As a cultural and community organization invested in quality, diversity and community, Goodman Theatre is committed to using the art of theater for a better Chicago. Using the tools of the theatrical profession, the Goodman’s Education and Engagement programs aim to develop generations of citizens who understand the cultures and stories of diverse voices. The Goodman’s Alice Rapoport Center for Education and Engagement is the home of these programs, which are offered free of charge for Chicago youth—85% of whom come from underserved communities—schools and life-long learners.

Goodman Theatre was founded by William O. Goodman and his family in honor of their son Kenneth, an important figure in Chicago’s cultural renaissance in the early 1900s. The Goodman family’s legacy lives on through the continued work and dedication of Kenneth’s family, including Albert Ivar Goodman, who with his late mother, Edith-Marie Appleton, contributed the necessary funds for the creation of the new Goodman center in 2000.

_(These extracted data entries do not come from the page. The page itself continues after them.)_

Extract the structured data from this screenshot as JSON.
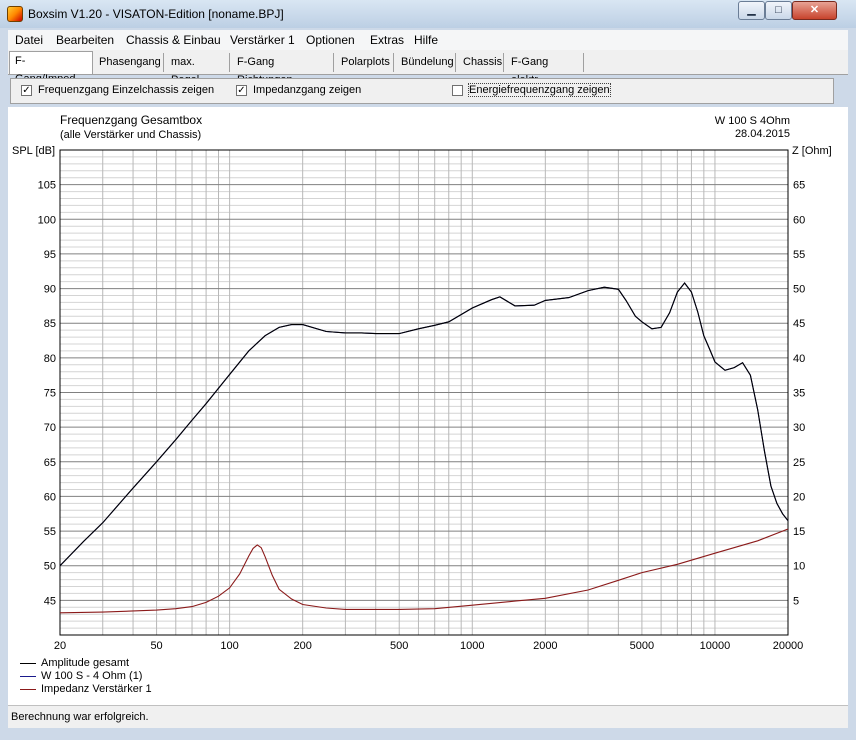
{
  "window": {
    "title": "Boxsim V1.20 - VISATON-Edition [noname.BPJ]"
  },
  "menu": [
    "Datei",
    "Bearbeiten",
    "Chassis & Einbau",
    "Verstärker 1",
    "Optionen",
    "Extras",
    "Hilfe"
  ],
  "tabs": [
    "F-Gang/Imped.",
    "Phasengang",
    "max. Pegel",
    "F-Gang Richtungen",
    "Polarplots",
    "Bündelung",
    "Chassis",
    "F-Gang elektr."
  ],
  "options": [
    {
      "label": "Frequenzgang Einzelchassis zeigen",
      "checked": true
    },
    {
      "label": "Impedanzgang zeigen",
      "checked": true
    },
    {
      "label": "Energiefrequenzgang zeigen",
      "checked": false
    }
  ],
  "status": "Berechnung war erfolgreich.",
  "colors": {
    "amplitude": "#000000",
    "chassis": "#1a1a8c",
    "impedance": "#8b1a1a"
  },
  "chart_data": {
    "type": "line",
    "title": "Frequenzgang Gesamtbox",
    "subtitle": "(alle Verstärker und Chassis)",
    "model": "W 100 S 4Ohm",
    "date": "28.04.2015",
    "ylabel": "SPL [dB]",
    "y2label": "Z [Ohm]",
    "xscale": "log",
    "xlim": [
      20,
      20000
    ],
    "ylim": [
      40,
      110
    ],
    "y2lim": [
      0,
      70
    ],
    "x_ticks": [
      "20",
      "50",
      "100",
      "200",
      "500",
      "1000",
      "2000",
      "5000",
      "10000",
      "20000"
    ],
    "y_ticks": [
      "45",
      "50",
      "55",
      "60",
      "65",
      "70",
      "75",
      "80",
      "85",
      "90",
      "95",
      "100",
      "105"
    ],
    "y2_ticks": [
      "5",
      "10",
      "15",
      "20",
      "25",
      "30",
      "35",
      "40",
      "45",
      "50",
      "55",
      "60",
      "65"
    ],
    "grid": true,
    "legend": "bottom-left",
    "series": [
      {
        "name": "Amplitude gesamt",
        "axis": "left",
        "x": [
          20,
          25,
          30,
          40,
          50,
          60,
          70,
          80,
          100,
          120,
          140,
          160,
          180,
          200,
          250,
          300,
          350,
          400,
          500,
          600,
          700,
          800,
          1000,
          1200,
          1300,
          1500,
          1800,
          2000,
          2500,
          3000,
          3500,
          4000,
          4300,
          4700,
          5000,
          5500,
          6000,
          6500,
          7000,
          7500,
          8000,
          8500,
          9000,
          9500,
          10000,
          11000,
          12000,
          13000,
          14000,
          15000,
          16000,
          17000,
          18000,
          19000,
          20000
        ],
        "y": [
          50,
          53.5,
          56.2,
          61.2,
          65,
          68.2,
          71,
          73.4,
          77.6,
          81,
          83.2,
          84.4,
          84.8,
          84.8,
          83.8,
          83.6,
          83.6,
          83.5,
          83.5,
          84.2,
          84.7,
          85.2,
          87.2,
          88.4,
          88.8,
          87.5,
          87.6,
          88.3,
          88.7,
          89.7,
          90.2,
          89.9,
          88.3,
          86,
          85.2,
          84.2,
          84.4,
          86.5,
          89.5,
          90.8,
          89.5,
          86.6,
          83.2,
          81.3,
          79.4,
          78.2,
          78.6,
          79.3,
          77.5,
          72.5,
          66.5,
          61.5,
          59,
          57.5,
          56.5
        ]
      },
      {
        "name": "W 100 S - 4 Ohm (1)",
        "axis": "left",
        "x": [
          20,
          25,
          30,
          40,
          50,
          60,
          70,
          80,
          100,
          120,
          140,
          160,
          180,
          200,
          250,
          300,
          350,
          400,
          500,
          600,
          700,
          800,
          1000,
          1200,
          1300,
          1500,
          1800,
          2000,
          2500,
          3000,
          3500,
          4000,
          4300,
          4700,
          5000,
          5500,
          6000,
          6500,
          7000,
          7500,
          8000,
          8500,
          9000,
          9500,
          10000,
          11000,
          12000,
          13000,
          14000,
          15000,
          16000,
          17000,
          18000,
          19000,
          20000
        ],
        "y": [
          50,
          53.5,
          56.2,
          61.2,
          65,
          68.2,
          71,
          73.4,
          77.6,
          81,
          83.2,
          84.4,
          84.8,
          84.8,
          83.8,
          83.6,
          83.6,
          83.5,
          83.5,
          84.2,
          84.7,
          85.2,
          87.2,
          88.4,
          88.8,
          87.5,
          87.6,
          88.3,
          88.7,
          89.7,
          90.2,
          89.9,
          88.3,
          86,
          85.2,
          84.2,
          84.4,
          86.5,
          89.5,
          90.8,
          89.5,
          86.6,
          83.2,
          81.3,
          79.4,
          78.2,
          78.6,
          79.3,
          77.5,
          72.5,
          66.5,
          61.5,
          59,
          57.5,
          56.5
        ]
      },
      {
        "name": "Impedanz Verstärker 1",
        "axis": "right",
        "x": [
          20,
          30,
          50,
          60,
          70,
          80,
          90,
          100,
          110,
          120,
          125,
          130,
          135,
          140,
          150,
          160,
          180,
          200,
          250,
          300,
          400,
          500,
          700,
          1000,
          1500,
          2000,
          3000,
          4000,
          5000,
          7000,
          10000,
          15000,
          20000
        ],
        "y": [
          3.2,
          3.3,
          3.6,
          3.8,
          4.1,
          4.7,
          5.6,
          6.8,
          8.8,
          11.4,
          12.5,
          13,
          12.6,
          11.3,
          8.6,
          6.6,
          5.2,
          4.4,
          3.9,
          3.7,
          3.7,
          3.7,
          3.8,
          4.3,
          4.9,
          5.3,
          6.5,
          7.9,
          9,
          10.2,
          11.8,
          13.6,
          15.3
        ]
      }
    ]
  }
}
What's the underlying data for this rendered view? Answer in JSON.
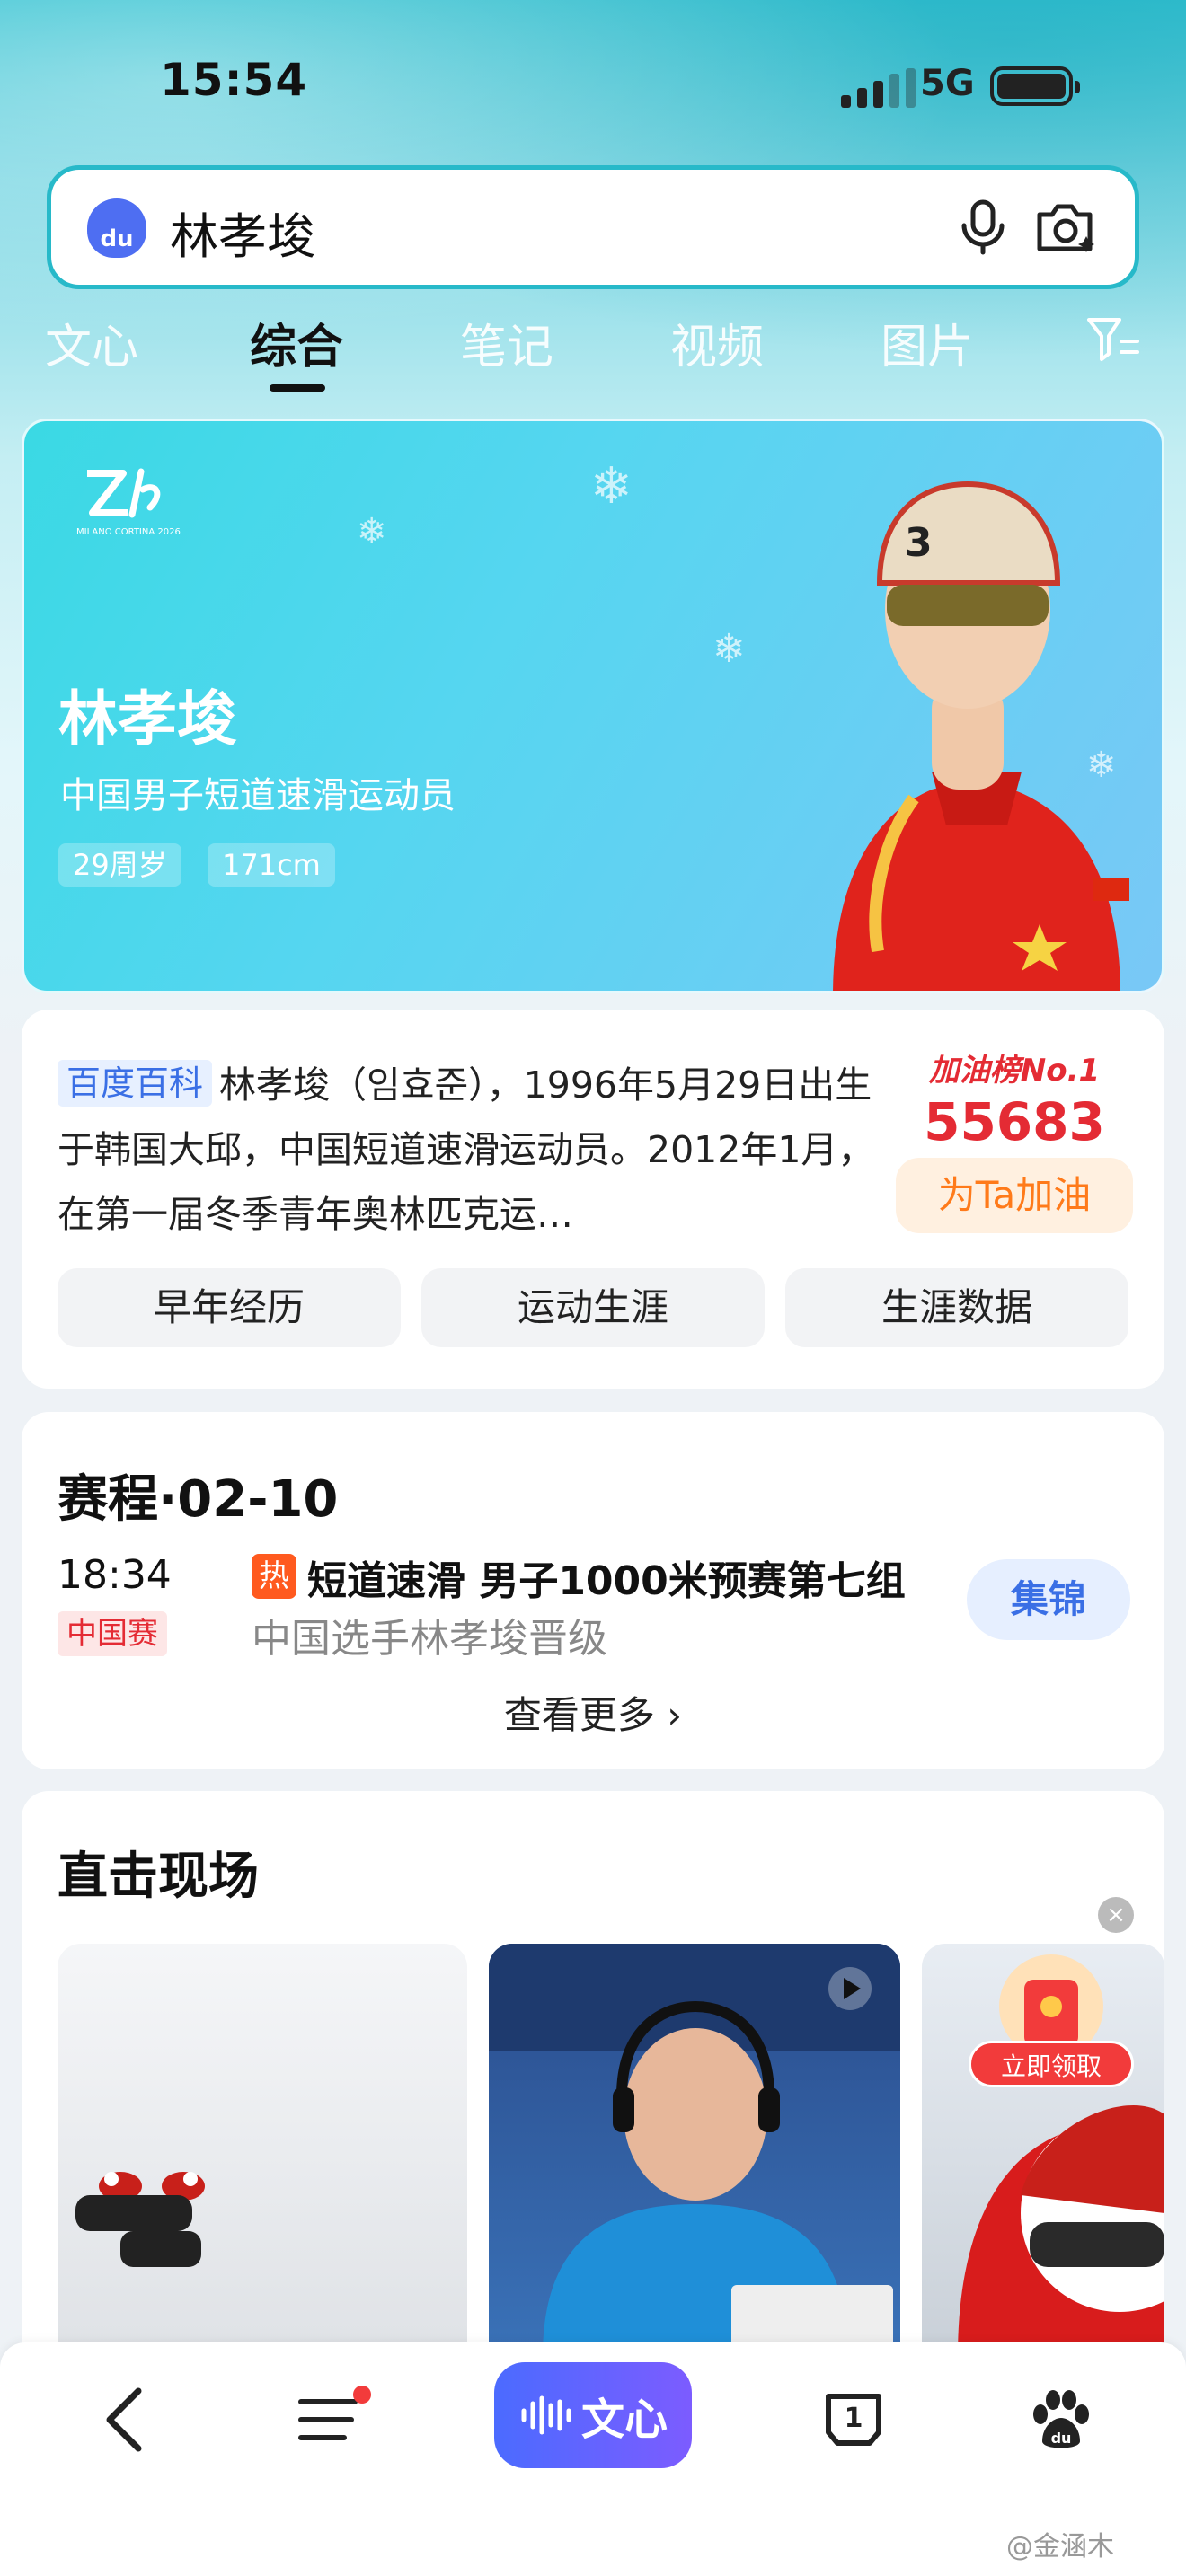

Today, Goodman Theatre leadership also includes the distinguished members of the Artistic Collective: Rebecca Gilman, Henry Godinez, Dael Orlandersmith, Steve Scott, Kimberly Senior, Chuck Smith, Regina Taylor, Henry Wishcamper and Mary Zimmerman. Jeff Hesse is Chairman of Goodman Theatre’s Board of Trustees, Fran Del Boca is Women’s Board President and Megan McCarthy Hayes is President of the Scenemakers Board for young professionals.


Produced in partnership with Chicago Park District’s Night Out in The Parks, the Department of Cultural Affairs and Special Events (DCASE), Chicago Latino Theater Alliance (CLATA) and the National Museum of Mexican Art, this FREE three-week engagement spans 10 park locations citywide. In addition, a special finale performance in Millennium Park, featuring a spectacular cast of 70+ artists will conclude the run.